Kitap alabilmek uğruna gittiğim kütüphane de, ilgili memura nefret duymaya başlamak aklıma gelmezdi hiç.Üyeliğimi siliyor tamam, peki, üyeliğimi yeniliyeyim dediğimde zorluk çıkarmanın ne lüzumu var lan, sayın memur?Tenhada yakalayacağım seni.


Artık orayı telefon görüşmelerini en rahat yapabildiğim bir yer olarak kullanıyorum.
İmzalı,mühürlü,yazılı,çizili,müdürden tescilli kartımı yırtıp attığımdan beri...


Bir de, sevgili blog.Seni kapayanların elleri kırılsın.Seni benden koparan minik fikirli zat'ın olmayan fikri kopsun.Oh.
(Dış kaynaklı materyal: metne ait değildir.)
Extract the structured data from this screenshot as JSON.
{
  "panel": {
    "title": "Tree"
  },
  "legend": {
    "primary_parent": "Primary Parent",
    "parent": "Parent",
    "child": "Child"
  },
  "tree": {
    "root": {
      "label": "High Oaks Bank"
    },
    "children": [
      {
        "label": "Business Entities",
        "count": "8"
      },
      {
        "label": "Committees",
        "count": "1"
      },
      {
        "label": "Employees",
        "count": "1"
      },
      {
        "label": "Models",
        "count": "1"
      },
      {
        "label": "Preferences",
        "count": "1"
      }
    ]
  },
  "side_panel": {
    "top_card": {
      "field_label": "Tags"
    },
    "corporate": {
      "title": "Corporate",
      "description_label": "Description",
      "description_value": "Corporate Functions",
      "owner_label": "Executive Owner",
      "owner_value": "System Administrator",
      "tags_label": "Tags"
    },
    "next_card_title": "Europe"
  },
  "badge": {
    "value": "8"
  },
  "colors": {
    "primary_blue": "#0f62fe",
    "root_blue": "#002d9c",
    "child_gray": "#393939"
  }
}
Ben mutluluğuma erişince, sensiz kalmak doğru olmazdı.İyiyim evet.Bayadır...
Düşününce ya da -silkinip kendine gelince- gördüm ki, baya sıkmışım kendimi.Sonra dedim ki, n'oluyo lan..!
Dakika itibariyle danalar gibi saldım kendimi çayıra...Mecazi değil, sahiden.=)
Çok açıldın diyor kafamın içinde bir ses, diğeri otur oturduğun yerde diyor ona.Sonra bu ses -bana daha yakın olduğunu düşünüyorum- '' kalk yaz'' dedi.Hadi ikilemde kalır insan tamam da, benim ki ne oluyor yahu?..Bir yanım fazla kapalı diğer yanımı yadırgıyor, ki o yanımın bi zararı da yok.Ben anlaşılan sözleriyle tertipli olma işini abarttım.Artık böyle yaşıyor olmaya alışmıştım ta ki, günlük hayatta beni anlayabilen insan sayısı, felsefe seven arkadaşlarımdan ibaret kalmaya başlayana dek.Ki benim felsefe sever arkadaşım yoktur.Hiç.1 tek bile, hiç.0 mantıklı bir açıklama değil.Hiç, uygundur.


Gününüz kutlu olsun bayanlar.Günün tadını çıkarın, 8 mart biter bitmez haklarınız, size de saygı duyulması gerçeği unutulacak çünkü.Mutlu olmaya bakın.Öldüresiye sevileceksiniz.